Consumer markets as we now know targets the customers as the end user. Here, media advertisements are usually a large part of the promotions strategy that businesses use to market their products.

Throughout the years, B2B markets have dependably been behind the operation of B2C markets. Be that as it may, as the years wore on and improvements on technological have been seen, it has been harvesting popularity in light of the increased development.

Companies in the B2B market today aimed at boosting their shareholder value in these markets. So, while their promotion techniques are not as aggressive as with B2C markets, branding of products and services in this particular market is always top-notch. Moreover, businesses operating in a B2B market often work purposely Towards building up the business and giving it a strong position in the industry.

What are a few differences between business markets and consumer markets?

Consumer markets often handle smaller amounts of money, since consumers make purchases based on their individual requirements. With consumer market purchases, sales often go directly to the business' profits. In contrast, B2B markets handle large amounts of money because of the scale of purchases.

What are the major differences between consumer and business to business market research?

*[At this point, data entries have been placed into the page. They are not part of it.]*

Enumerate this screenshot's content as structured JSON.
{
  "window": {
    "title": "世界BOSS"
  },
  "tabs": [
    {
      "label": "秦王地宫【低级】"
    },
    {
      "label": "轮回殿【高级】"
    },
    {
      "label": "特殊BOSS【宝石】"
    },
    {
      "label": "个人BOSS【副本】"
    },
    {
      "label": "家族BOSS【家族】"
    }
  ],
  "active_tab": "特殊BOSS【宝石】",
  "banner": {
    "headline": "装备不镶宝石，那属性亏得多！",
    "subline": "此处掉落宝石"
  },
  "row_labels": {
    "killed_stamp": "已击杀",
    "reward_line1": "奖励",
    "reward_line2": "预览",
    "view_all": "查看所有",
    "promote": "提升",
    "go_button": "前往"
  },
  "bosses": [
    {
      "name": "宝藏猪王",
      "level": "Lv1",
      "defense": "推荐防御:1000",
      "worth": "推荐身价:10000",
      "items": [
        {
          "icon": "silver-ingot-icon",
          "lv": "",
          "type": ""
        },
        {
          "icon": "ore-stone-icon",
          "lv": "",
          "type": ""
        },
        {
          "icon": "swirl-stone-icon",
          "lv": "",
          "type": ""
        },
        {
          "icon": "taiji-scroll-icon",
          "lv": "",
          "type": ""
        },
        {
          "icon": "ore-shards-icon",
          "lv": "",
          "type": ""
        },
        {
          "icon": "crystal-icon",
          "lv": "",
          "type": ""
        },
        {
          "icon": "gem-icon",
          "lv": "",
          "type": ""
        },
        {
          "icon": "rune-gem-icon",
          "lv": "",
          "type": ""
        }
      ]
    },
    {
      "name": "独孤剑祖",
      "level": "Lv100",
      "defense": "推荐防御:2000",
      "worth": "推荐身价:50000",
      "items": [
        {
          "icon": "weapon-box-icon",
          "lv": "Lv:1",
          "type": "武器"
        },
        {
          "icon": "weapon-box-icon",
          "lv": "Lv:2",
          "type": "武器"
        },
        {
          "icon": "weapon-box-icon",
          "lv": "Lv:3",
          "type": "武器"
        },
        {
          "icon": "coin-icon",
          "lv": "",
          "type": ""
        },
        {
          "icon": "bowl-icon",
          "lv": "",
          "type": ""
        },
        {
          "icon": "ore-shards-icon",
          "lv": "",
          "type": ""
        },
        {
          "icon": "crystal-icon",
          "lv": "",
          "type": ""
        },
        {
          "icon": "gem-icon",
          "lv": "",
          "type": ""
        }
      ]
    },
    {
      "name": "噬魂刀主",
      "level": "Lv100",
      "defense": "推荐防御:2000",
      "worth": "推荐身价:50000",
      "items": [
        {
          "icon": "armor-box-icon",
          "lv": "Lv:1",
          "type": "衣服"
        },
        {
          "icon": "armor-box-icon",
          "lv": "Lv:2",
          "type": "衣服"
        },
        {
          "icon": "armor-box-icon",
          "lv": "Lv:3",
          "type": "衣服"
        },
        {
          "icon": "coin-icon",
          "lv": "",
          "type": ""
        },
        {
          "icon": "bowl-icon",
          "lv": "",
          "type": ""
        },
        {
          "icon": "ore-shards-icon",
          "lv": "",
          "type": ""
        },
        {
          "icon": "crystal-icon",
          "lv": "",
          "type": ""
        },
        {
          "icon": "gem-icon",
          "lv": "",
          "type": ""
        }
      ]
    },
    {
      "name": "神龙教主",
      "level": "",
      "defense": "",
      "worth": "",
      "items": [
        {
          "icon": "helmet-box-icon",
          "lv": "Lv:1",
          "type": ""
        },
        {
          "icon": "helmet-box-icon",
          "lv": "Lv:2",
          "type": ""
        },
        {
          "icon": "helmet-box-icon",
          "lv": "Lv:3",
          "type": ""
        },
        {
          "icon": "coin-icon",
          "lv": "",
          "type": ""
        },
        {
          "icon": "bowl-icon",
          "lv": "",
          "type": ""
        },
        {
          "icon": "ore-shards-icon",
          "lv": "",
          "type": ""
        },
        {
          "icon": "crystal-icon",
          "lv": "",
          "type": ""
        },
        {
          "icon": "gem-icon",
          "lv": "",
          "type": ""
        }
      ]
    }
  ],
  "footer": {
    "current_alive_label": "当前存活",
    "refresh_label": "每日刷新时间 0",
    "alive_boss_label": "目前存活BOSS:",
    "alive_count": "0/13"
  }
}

1: Target audience B2C market research targets individuals and their preferences, while B2B market research targets individuals and their business knowledge. These means B2C research has a much larger body of potential survey respondents or panel members.

What are the main differences between business customers and consumers?

A customer always purchases a product or service, but might not be the end user. A consumer is always the end user of a product or service, but might not have purchased it. A customer becomes a consumer if they make a purchase and use the product or service themselves.

How does business marketing differ from consumer marketing quizlet?

In business markets, a selling strategy focuses on personal contact rather than on advertising. in consumer markets, purchase volume is much larger, customers are fewer in number and more geographically concentrated, and distribution channels are more direct.